# Onkyo NR3007 headphone output



## sportflyer (May 2, 2010)

Hi , 

There is no info on the receiver's headphone output in the manual .

Can someone tell me what is output impedance of headphone out ? ie can it drive headphones like AKG Q701 ( around 60 ohm impedance) 

Does the Receiver down mix everything to Stereo when the headphone is plugged in ? 

Thanks


----------



## Jungle Jack (Jul 28, 2009)

Hello,
I will try to look more into the 3007's compatibility with the AKG's in terms of output impedance. To the best of my knowledge the 3007 does downconvert 5.1 et al to Stereo.
Cheers,
JJ


----------



## sportflyer (May 2, 2010)

Jungle Jack said:


> Hello,
> I will try to look more into the 3007's compatibility with the AKG's in terms of output impedance.
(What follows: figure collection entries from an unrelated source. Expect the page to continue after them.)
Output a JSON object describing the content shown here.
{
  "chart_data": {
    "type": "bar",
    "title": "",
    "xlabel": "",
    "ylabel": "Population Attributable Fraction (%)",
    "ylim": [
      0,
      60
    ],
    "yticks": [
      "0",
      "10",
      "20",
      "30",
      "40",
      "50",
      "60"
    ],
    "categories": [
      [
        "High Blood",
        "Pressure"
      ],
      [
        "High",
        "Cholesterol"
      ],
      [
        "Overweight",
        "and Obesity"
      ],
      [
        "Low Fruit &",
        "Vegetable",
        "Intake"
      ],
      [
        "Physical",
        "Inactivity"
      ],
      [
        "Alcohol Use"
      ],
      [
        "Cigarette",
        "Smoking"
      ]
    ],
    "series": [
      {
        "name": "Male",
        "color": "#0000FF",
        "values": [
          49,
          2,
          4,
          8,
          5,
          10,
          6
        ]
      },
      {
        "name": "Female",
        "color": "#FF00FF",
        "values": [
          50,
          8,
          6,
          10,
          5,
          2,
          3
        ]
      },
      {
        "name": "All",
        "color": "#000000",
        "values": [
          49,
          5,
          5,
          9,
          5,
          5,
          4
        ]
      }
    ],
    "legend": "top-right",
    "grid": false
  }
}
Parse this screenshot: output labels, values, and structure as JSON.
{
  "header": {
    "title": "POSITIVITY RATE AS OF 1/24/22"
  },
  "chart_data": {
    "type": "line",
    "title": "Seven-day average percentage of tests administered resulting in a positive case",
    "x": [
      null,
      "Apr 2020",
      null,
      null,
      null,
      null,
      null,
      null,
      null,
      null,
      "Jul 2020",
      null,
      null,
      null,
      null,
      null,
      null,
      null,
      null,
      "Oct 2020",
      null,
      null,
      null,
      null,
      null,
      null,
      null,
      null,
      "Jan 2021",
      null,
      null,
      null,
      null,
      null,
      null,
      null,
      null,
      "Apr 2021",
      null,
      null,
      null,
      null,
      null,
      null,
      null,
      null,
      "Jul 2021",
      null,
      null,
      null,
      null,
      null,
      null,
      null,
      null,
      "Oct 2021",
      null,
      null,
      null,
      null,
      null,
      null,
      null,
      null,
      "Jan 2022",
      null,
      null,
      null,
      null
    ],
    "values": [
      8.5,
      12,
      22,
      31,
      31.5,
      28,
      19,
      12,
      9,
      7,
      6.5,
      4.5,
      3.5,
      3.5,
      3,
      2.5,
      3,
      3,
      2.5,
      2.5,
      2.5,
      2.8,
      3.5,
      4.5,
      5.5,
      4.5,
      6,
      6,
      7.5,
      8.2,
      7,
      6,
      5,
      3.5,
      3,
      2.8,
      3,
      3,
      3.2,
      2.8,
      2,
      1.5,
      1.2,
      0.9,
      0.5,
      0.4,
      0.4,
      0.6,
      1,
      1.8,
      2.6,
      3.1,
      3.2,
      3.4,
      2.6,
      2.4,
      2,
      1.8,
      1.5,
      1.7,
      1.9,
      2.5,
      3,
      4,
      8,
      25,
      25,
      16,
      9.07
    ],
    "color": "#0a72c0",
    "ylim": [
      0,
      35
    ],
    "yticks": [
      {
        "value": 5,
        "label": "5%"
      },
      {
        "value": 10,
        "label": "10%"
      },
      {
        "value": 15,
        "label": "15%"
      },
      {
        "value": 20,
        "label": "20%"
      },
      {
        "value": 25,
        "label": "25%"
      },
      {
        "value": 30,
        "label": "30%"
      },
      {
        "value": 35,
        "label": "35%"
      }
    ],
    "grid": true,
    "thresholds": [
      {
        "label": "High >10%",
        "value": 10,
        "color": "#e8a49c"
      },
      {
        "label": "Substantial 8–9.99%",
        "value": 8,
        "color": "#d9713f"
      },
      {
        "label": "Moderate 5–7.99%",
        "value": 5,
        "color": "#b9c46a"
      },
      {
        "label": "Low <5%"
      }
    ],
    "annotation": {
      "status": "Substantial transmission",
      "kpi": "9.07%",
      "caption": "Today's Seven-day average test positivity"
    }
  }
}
To the best of my knowledge the 3007 does downconvert 5.1 et al to Stereo.
> Cheers,
> JJ


Thanks for looking into the drive capability of the headphone output of NR3007.


----------



## 8086 (Aug 4, 2009)

I have the AKG-K702 which is identical to the Q-701 (minus the celebrity on the box) and use Onkyo. The AKG 701 and 701 are super easy to drive with their 62Ω impedance. I know my Onkyo Integra can run 250-600Ω headphones. Your Onkyo will have zero trouble running those or any headphones with much higher resistance and just to reassure you, i run my K-702 off a MACBOOK PRO and Acer Netbook with decent results. They also play very loud when run directly off my Creative Labs X-Fi Fatality Soundcard. You can easily run them off an ipod at volume level that is slightly higher than a normal conversation.


----------



## sportflyer (May 2, 2010)

8086 said:


> I have the AKG-K702 which is identical to the Q-701 (minus the celebrity on the box) and use Onkyo. The AKG 701 and 701 are super easy to drive with their 62Ω impedance. I know my Onkyo Integra can run 250-600Ω headphones. Your Onkyo will have zero trouble running those or any headphones with much higher resistance and just to reassure you, i run my K-702 off a MACBOOK PRO and Acer Netbook with decent results. They also play very loud when run directly off my Creative Labs X-Fi Fatality Soundcard. You can easily run them off an ipod at volume level that is slightly higher than a normal conversation.


Thanks very much for your inputs.


----------